Advanced Data Structures

Fall 2003

Try your hand at some loop invariant problems!
(from "Problem-Solving Strategies" by Arthur Engel, Springer)

On an 8 x 8 checkerboard, we are allowed to switch colors in a single row or column (call the operation switch). Can we obtain a single Black square (and 63 White squares) by repeatedly applying switch?
A clock has six "hours" labeled 1, 0, 1, 0, 0, 0. An operation add changes the labels of two adjacent hours by adding 1 to each.

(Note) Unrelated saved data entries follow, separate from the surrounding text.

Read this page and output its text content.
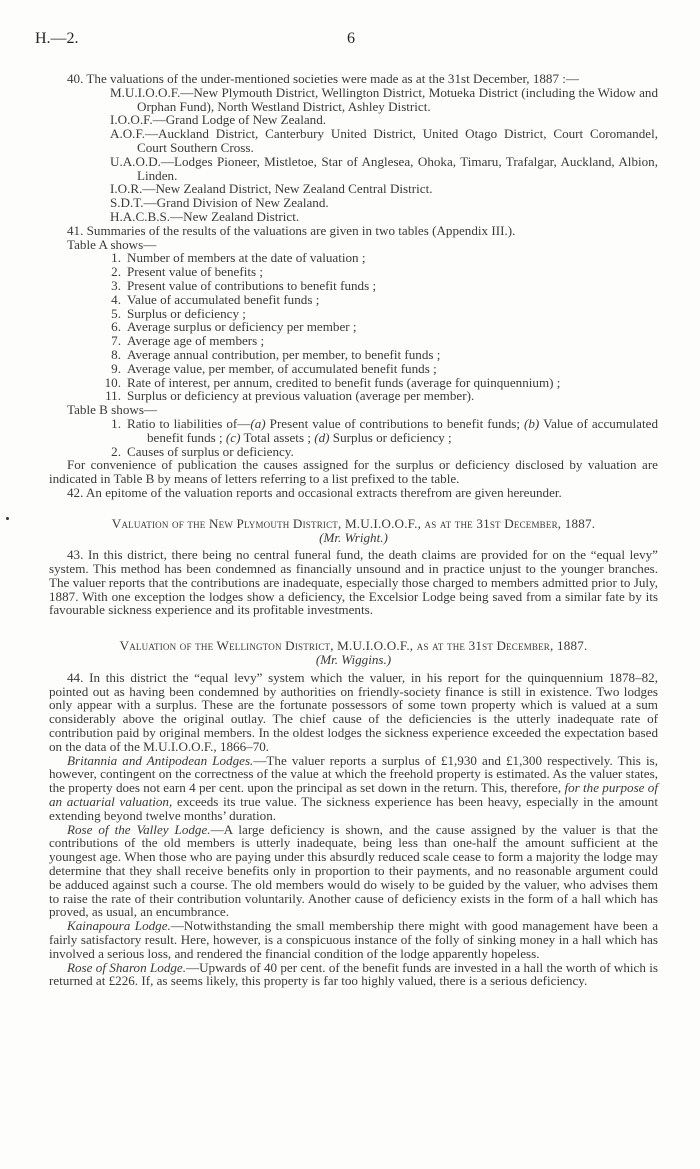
H.—2.	6

40. The valuations of the under-mentioned societies were made as at the 31st December, 1887 :—

M.U.I.O.O.F.—New Plymouth District, Wellington District, Motueka District (including the Widow and Orphan Fund), North Westland District, Ashley District.
I.O.O.F.—Grand Lodge of New Zealand.
A.O.F.—Auckland District, Canterbury United District, United Otago District, Court Coromandel, Court Southern Cross.
U.A.O.D.—Lodges Pioneer, Mistletoe, Star of Anglesea, Ohoka, Timaru, Trafalgar, Auckland, Albion, Linden.
I.O.R.—New Zealand District, New Zealand Central District.
S.D.T.—Grand Division of New Zealand.
H.A.C.B.S.—New Zealand District.

41. Summaries of the results of the valuations are given in two tables (Appendix III.).

Table A shows—
1. Number of members at the date of valuation ;
2. Present value of benefits ;
3. Present value of contributions to benefit funds ;
4. Value of accumulated benefit funds ;
5. Surplus or deficiency ;
6. Average surplus or deficiency per member ;
7. Average age of members ;
8. Average annual contribution, per member, to benefit funds ;
9. Average value, per member, of accumulated benefit funds ;
10. Rate of interest, per annum, credited to benefit funds (average for quinquennium) ;
11. Surplus or deficiency at previous valuation (average per member).
Table B shows—
1. Ratio to liabilities of—(a) Present value of contributions to benefit funds; (b) Value of accumulated benefit funds ; (c) Total assets ; (d) Surplus or deficiency ;
2. Causes of surplus or deficiency.

For convenience of publication the causes assigned for the surplus or deficiency disclosed by valuation are indicated in Table B by means of letters referring to a list prefixed to the table.

42. An epitome of the valuation reports and occasional extracts therefrom are given hereunder.

Valuation of the New Plymouth District, M.U.I.O.O.F., as at the 31st December, 1887.
(Mr. Wright.)

43. In this district, there being no central funeral fund, the death claims are provided for on the “equal levy” system. This method has been condemned as financially unsound and in practice unjust to the younger branches. The valuer reports that the contributions are inadequate, especially those charged to members admitted prior to July, 1887. With one exception the lodges show a deficiency, the Excelsior Lodge being saved from a similar fate by its favourable sickness experience and its profitable investments.

Valuation of the Wellington District, M.U.I.O.O.F., as at the 31st December, 1887.
(Mr. Wiggins.)

44. In this district the “equal levy” system which the valuer, in his report for the quinquennium 1878–82, pointed out as having been condemned by authorities on friendly-society finance is still in existence. Two lodges only appear with a surplus. These are the fortunate possessors of some town property which is valued at a sum considerably above the original outlay. The chief cause of the deficiencies is the utterly inadequate rate of contribution paid by original members. In the oldest lodges the sickness experience exceeded the expectation based on the data of the M.U.I.O.O.F., 1866–70.

Britannia and Antipodean Lodges.—The valuer reports a surplus of £1,930 and £1,300 respectively. This is, however, contingent on the correctness of the value at which the freehold property is estimated. As the valuer states, the property does not earn 4 per cent. upon the principal as set down in the return. This, therefore, for the purpose of an actuarial valuation, exceeds its true value. The sickness experience has been heavy, especially in the amount extending beyond twelve months’ duration.

Rose of the Valley Lodge.—A large deficiency is shown, and the cause assigned by the valuer is that the contributions of the old members is utterly inadequate, being less than one-half the amount sufficient at the youngest age. When those who are paying under this absurdly reduced scale cease to form a majority the lodge may determine that they shall receive benefits only in proportion to their payments, and no reasonable argument could be adduced against such a course. The old members would do wisely to be guided by the valuer, who advises them to raise the rate of their contribution voluntarily. Another cause of deficiency exists in the form of a hall which has proved, as usual, an encumbrance.

Kainapoura Lodge.—Notwithstanding the small membership there might with good management have been a fairly satisfactory result. Here, however, is a conspicuous instance of the folly of sinking money in a hall which has involved a serious loss, and rendered the financial condition of the lodge apparently hopeless.

Rose of Sharon Lodge.—Upwards of 40 per cent. of the benefit funds are invested in a hall the worth of which is returned at £226. If, as seems likely, this property is far too highly valued, there is a serious deficiency.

Can we arrive at the clock with all six hours labeled by the same integer by repeatedly applying add?
A 4 x 4 grid has location (1,2) marked -1 and the other 15 locations marked +1. An operation negate changes signs of all locations of a column, a row, a diagonal, a sub-diagonal of the grid. Can we arrive at all locations marked +1 by repeatedly applying negate?

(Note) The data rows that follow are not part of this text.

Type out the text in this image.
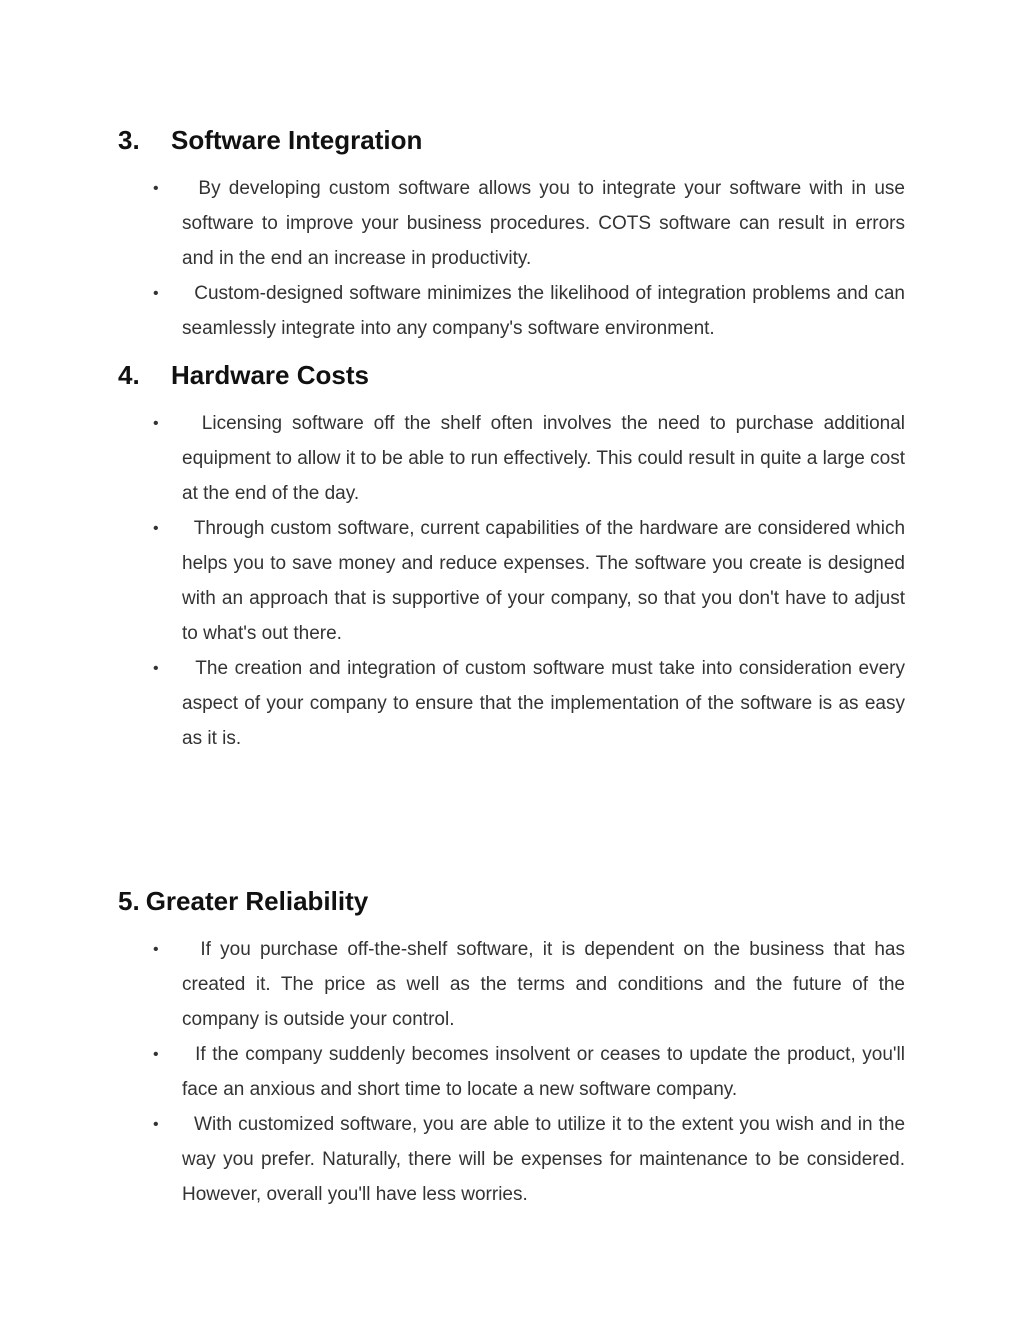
3. Software Integration
• By developing custom software allows you to integrate your software with in use software to improve your business procedures. COTS software can result in errors and in the end an increase in productivity.
• Custom-designed software minimizes the likelihood of integration problems and can seamlessly integrate into any company's software environment.
4. Hardware Costs
• Licensing software off the shelf often involves the need to purchase additional equipment to allow it to be able to run effectively. This could result in quite a large cost at the end of the day.
• Through custom software, current capabilities of the hardware are considered which helps you to save money and reduce expenses. The software you create is designed with an approach that is supportive of your company, so that you don't have to adjust to what's out there.
• The creation and integration of custom software must take into consideration every aspect of your company to ensure that the implementation of the software is as easy as it is.
5. Greater Reliability
• If you purchase off-the-shelf software, it is dependent on the business that has created it. The price as well as the terms and conditions and the future of the company is outside your control.
• If the company suddenly becomes insolvent or ceases to update the product, you'll face an anxious and short time to locate a new software company.
• With customized software, you are able to utilize it to the extent you wish and in the way you prefer. Naturally, there will be expenses for maintenance to be considered. However, overall you'll have less worries.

For an odd positive integer n, write the numbers 1, ..., 2n. Repeatedly replace two arbitrary integers, a and b, in the list by the absolute value of their difference, |a-b|. What can you say about the last remaining integer (after 2n-1 replacements)?
Define a sequence of numbers {x_n, y_n} by
- x_0=a, y_0=b (a, b > 0)
- x_{n+1}=(x_n+y_n)/2; y_{n+1}=2(x_n)(y_n)/(x_n+y_n).
Does the sequence converge? If so, what is the limit?